Crédit Lyonnais established its subsidiary in Casablanca in 1929. In 1950, it relocated to a new head office building designed by architect Edmond Brion on the prestigious Boulevard Mohammed-V (Casablanca)|boulevard Mohammed V.

In 1966, in response to the newly independent Moroccan government's push for marocanisation or shedding the colonial legacies in its banking sector, the operation was renamed Crédit du Maroc.
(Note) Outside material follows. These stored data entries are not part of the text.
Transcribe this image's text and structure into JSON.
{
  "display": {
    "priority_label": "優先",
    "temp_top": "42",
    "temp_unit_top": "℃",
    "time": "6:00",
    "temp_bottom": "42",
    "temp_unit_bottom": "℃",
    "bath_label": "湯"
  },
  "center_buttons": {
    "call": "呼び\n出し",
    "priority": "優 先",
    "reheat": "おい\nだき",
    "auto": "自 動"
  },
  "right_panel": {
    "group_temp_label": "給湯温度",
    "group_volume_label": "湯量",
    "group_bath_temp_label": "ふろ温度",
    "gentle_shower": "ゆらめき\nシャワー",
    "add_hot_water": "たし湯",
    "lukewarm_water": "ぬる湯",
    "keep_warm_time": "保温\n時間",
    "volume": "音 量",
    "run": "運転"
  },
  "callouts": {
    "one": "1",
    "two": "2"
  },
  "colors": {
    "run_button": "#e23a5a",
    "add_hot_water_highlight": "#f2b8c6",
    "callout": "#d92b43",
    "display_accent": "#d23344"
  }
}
Crédit Agricole became CDM's owner following its purchase of Crédit Lyonnais in 2003.

In February 2021, Crédit du Maroc signed a partnership with the National Agency for the Promotion of Employment and Skills (ANAPEC) to work on promoting entrepreneurship.

In late April 2022, Crédit Agricole announced the sale of its 78.7 percent stake in Crédit du Maroc to the Holmarcom Group. A new visual identity was adopted by Crédit du Maroc following that change of ownership.

The International Bank of Tangier (BIT) and SIFIM are subsidiaries of the CDM Group.